The Nuffield Group had been brought in to supplement production of light reconnaissance cars by Standard Motor Company (Beaverette) and Humber (Humber LAC, also known as "Humberette").

The vehicle had an unusual internal arrangement, with the three-man crew sitting side by side by side with the driver in the middle, a crewman manning a small multi-sided turret mounting a Bren light machine gun on the right, and another with a Boys anti-tank rifle (mounted in brackets in the hatches on the hull roof) and access to radio set on the left. From 1940 to 1944, over 2,200 were built.

The vehicle was used in the North African, Italian and in North-West Europe campaigns. Some served with the RAF Regiment, others were given to Polish units.

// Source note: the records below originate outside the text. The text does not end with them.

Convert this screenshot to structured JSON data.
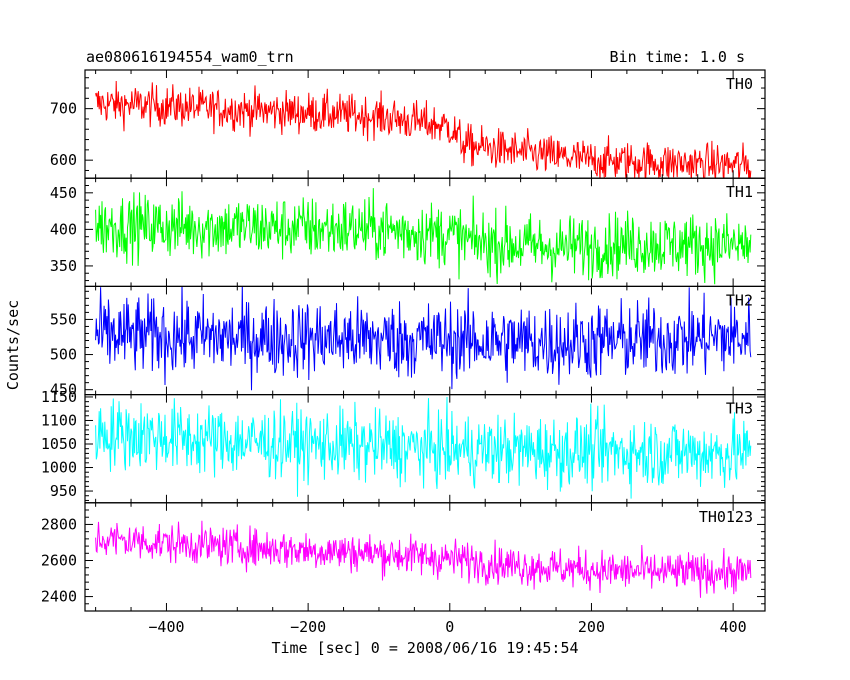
{
  "chart_data": {
    "type": "line",
    "title": "ae080616194554_wam0_trn",
    "subtitle": "Bin time: 1.0 s",
    "xlabel": "Time [sec] 0 = 2008/06/16 19:45:54",
    "ylabel": "Counts/sec",
    "xlim": [
      -515,
      445
    ],
    "xticks": [
      -400,
      -200,
      0,
      200,
      400
    ],
    "x_start": -500,
    "x_end": 425,
    "x_step": 1,
    "grid": false,
    "legend": "none",
    "panels": [
      {
        "name": "TH0",
        "color": "#ff0000",
        "ylim": [
          565,
          775
        ],
        "yticks": [
          600,
          700
        ],
        "trend": [
          [
            -500,
            710
          ],
          [
            -400,
            705
          ],
          [
            -300,
            698
          ],
          [
            -200,
            692
          ],
          [
            -100,
            685
          ],
          [
            0,
            665
          ],
          [
            20,
            630
          ],
          [
            100,
            615
          ],
          [
            200,
            600
          ],
          [
            300,
            595
          ],
          [
            425,
            590
          ]
        ],
        "noise": 20
      },
      {
        "name": "TH1",
        "color": "#00ff00",
        "ylim": [
          322,
          470
        ],
        "yticks": [
          350,
          400,
          450
        ],
        "trend": [
          [
            -500,
            405
          ],
          [
            -300,
            403
          ],
          [
            -100,
            400
          ],
          [
            0,
            393
          ],
          [
            30,
            383
          ],
          [
            150,
            375
          ],
          [
            250,
            380
          ],
          [
            425,
            378
          ]
        ],
        "noise": 22
      },
      {
        "name": "TH2",
        "color": "#0000ff",
        "ylim": [
          443,
          597
        ],
        "yticks": [
          450,
          500,
          550
        ],
        "trend": [
          [
            -500,
            528
          ],
          [
            -300,
            524
          ],
          [
            -100,
            522
          ],
          [
            0,
            520
          ],
          [
            150,
            517
          ],
          [
            300,
            522
          ],
          [
            425,
            525
          ]
        ],
        "noise": 28
      },
      {
        "name": "TH3",
        "color": "#00ffff",
        "ylim": [
          925,
          1155
        ],
        "yticks": [
          950,
          1000,
          1050,
          1100,
          1150
        ],
        "trend": [
          [
            -500,
            1075
          ],
          [
            -300,
            1055
          ],
          [
            -100,
            1045
          ],
          [
            0,
            1038
          ],
          [
            200,
            1035
          ],
          [
            425,
            1030
          ]
        ],
        "noise": 38
      },
      {
        "name": "TH0123",
        "color": "#ff00ff",
        "ylim": [
          2320,
          2920
        ],
        "yticks": [
          2400,
          2600,
          2800
        ],
        "trend": [
          [
            -500,
            2720
          ],
          [
            -300,
            2675
          ],
          [
            -100,
            2640
          ],
          [
            0,
            2610
          ],
          [
            100,
            2570
          ],
          [
            250,
            2540
          ],
          [
            425,
            2530
          ]
        ],
        "noise": 55
      }
    ]
  }
}
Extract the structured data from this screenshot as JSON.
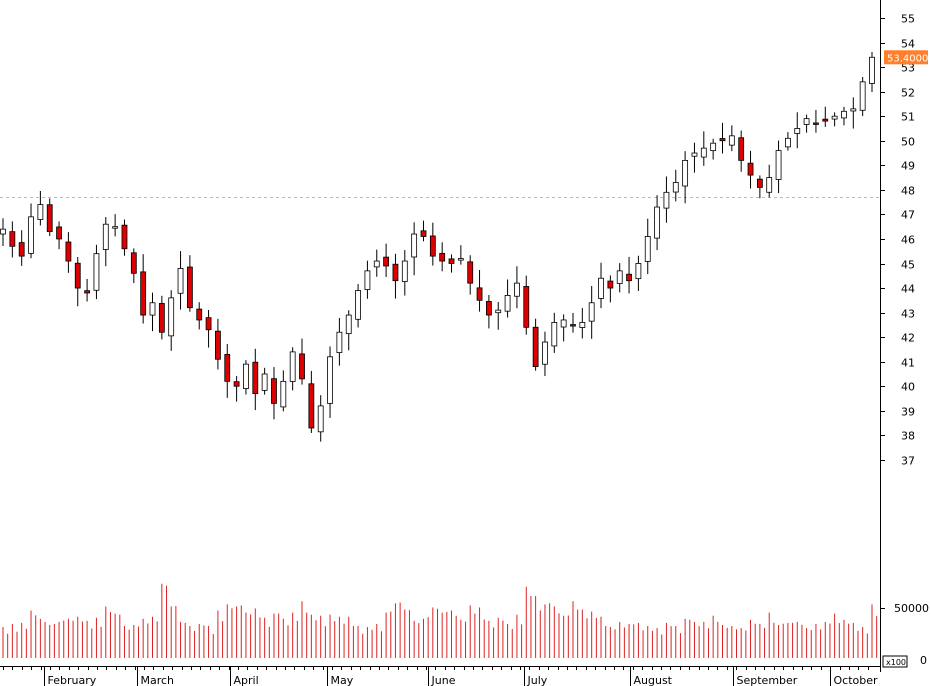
{
  "chart_data": {
    "type": "candlestick",
    "months": [
      "February",
      "March",
      "April",
      "May",
      "June",
      "July",
      "August",
      "September",
      "October"
    ],
    "y_ticks": [
      37,
      38,
      39,
      40,
      41,
      42,
      43,
      44,
      45,
      46,
      47,
      48,
      49,
      50,
      51,
      52,
      53,
      54,
      55
    ],
    "ylim": [
      36.2,
      55.5
    ],
    "reference_line": 47.7,
    "last_price_label": "53.4000",
    "last_price": 53.4,
    "volume_tick_label": "50000",
    "volume_zero_label": "0",
    "volume_multiplier_label": "x100",
    "volume_ylim": [
      0,
      95000
    ],
    "colors": {
      "up": "#ffffff",
      "down": "#dd0000",
      "outline": "#000000",
      "volume": "#dd2222",
      "ref_line": "#bbbbbb",
      "price_badge": "#ff7f2a"
    },
    "closes": [
      46.4,
      45.7,
      45.3,
      46.9,
      47.4,
      46.3,
      46.0,
      45.1,
      44.0,
      43.8,
      45.4,
      46.6,
      46.5,
      45.6,
      44.6,
      42.9,
      43.4,
      42.2,
      43.6,
      44.8,
      43.2,
      42.7,
      42.3,
      41.1,
      40.2,
      40.0,
      40.9,
      39.7,
      40.5,
      39.3,
      40.2,
      41.4,
      40.3,
      38.3,
      39.2,
      41.2,
      42.2,
      42.9,
      43.9,
      44.7,
      45.1,
      44.9,
      44.3,
      45.1,
      46.2,
      46.1,
      45.3,
      45.1,
      45.0,
      45.2,
      44.2,
      43.5,
      42.9,
      43.1,
      43.7,
      44.2,
      42.4,
      40.8,
      41.8,
      42.6,
      42.7,
      42.5,
      42.6,
      43.4,
      44.4,
      44.0,
      44.7,
      44.3,
      45.0,
      46.1,
      47.3,
      47.9,
      48.3,
      49.2,
      49.5,
      49.7,
      49.9,
      50.0,
      50.2,
      49.2,
      48.6,
      48.1,
      48.5,
      49.6,
      50.1,
      50.5,
      50.9,
      50.7,
      50.8,
      51.0,
      51.2,
      51.3,
      52.4,
      53.4
    ],
    "volumes": [
      30000,
      33000,
      34000,
      46000,
      38000,
      32000,
      35000,
      38000,
      40000,
      36000,
      39000,
      50000,
      43000,
      31000,
      32000,
      38000,
      40000,
      72000,
      50000,
      35000,
      31000,
      33000,
      31000,
      46000,
      52000,
      50000,
      44000,
      48000,
      39000,
      43000,
      38000,
      44000,
      55000,
      42000,
      41000,
      42000,
      40000,
      40000,
      31000,
      30000,
      33000,
      44000,
      53000,
      47000,
      36000,
      38000,
      49000,
      44000,
      46000,
      37000,
      51000,
      49000,
      36000,
      39000,
      33000,
      42000,
      69000,
      60000,
      52000,
      50000,
      41000,
      55000,
      47000,
      45000,
      40000,
      30000,
      35000,
      33000,
      34000,
      31000,
      29000,
      34000,
      31000,
      38000,
      35000,
      35000,
      41000,
      32000,
      31000,
      29000,
      37000,
      33000,
      44000,
      32000,
      34000,
      35000,
      29000,
      33000,
      35000,
      43000,
      37000,
      34000,
      30000,
      52000
    ]
  }
}
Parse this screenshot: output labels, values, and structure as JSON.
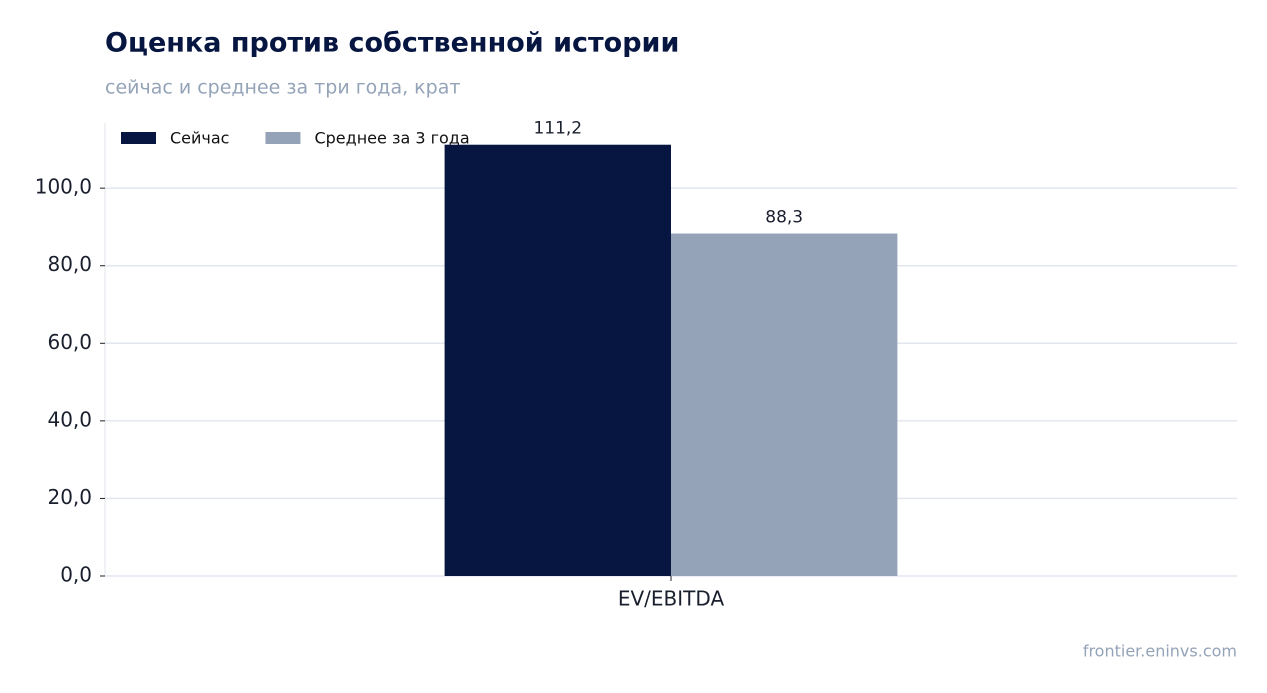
{
  "chart_data": {
    "type": "bar",
    "title": "Оценка против собственной истории",
    "subtitle": "сейчас и среднее за три года, крат",
    "categories": [
      "EV/EBITDA"
    ],
    "series": [
      {
        "name": "Сейчас",
        "color": "#061641",
        "values": [
          111.2
        ],
        "value_labels": [
          "111,2"
        ]
      },
      {
        "name": "Среднее за 3 года",
        "color": "#94a3b8",
        "values": [
          88.3
        ],
        "value_labels": [
          "88,3"
        ]
      }
    ],
    "ylim": [
      0,
      116.8
    ],
    "yticks": [
      {
        "value": 0,
        "label": "0,0"
      },
      {
        "value": 20,
        "label": "20,0"
      },
      {
        "value": 40,
        "label": "40,0"
      },
      {
        "value": 60,
        "label": "60,0"
      },
      {
        "value": 80,
        "label": "80,0"
      },
      {
        "value": 100,
        "label": "100,0"
      }
    ],
    "grid": true,
    "legend": "upper-left",
    "source": "frontier.eninvs.com"
  }
}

One of the surviving vehicles is on display at the Imperial War Museum Duxford, another at The Tank Museum, Bovington, and another at the Military Museum at Port Dickson, Malaysia.

==Variants==
- Mk I - original version.
  - Mk I OP - observation post version. No turret. Equipped with two rangefinders.
- Mk II - four-by-four chassis.
- Morris Experimental Tank - had two turrets. Never reached production.
- Firefly - an experiment by Morris to use 6 pounder guns from the period before the tanks became available to mount them. A 57 mm QF 6 pounder anti-tank gun was mounted in the front of the hull. It was rejected.
- Salamander - A narrow two seat version of the Morris LRC with a turret on top. Prototype built but no production.
- Glanville Fighter Car - A one-seat version of the Morris LRC with two fixed machine guns. Prototype built but no production.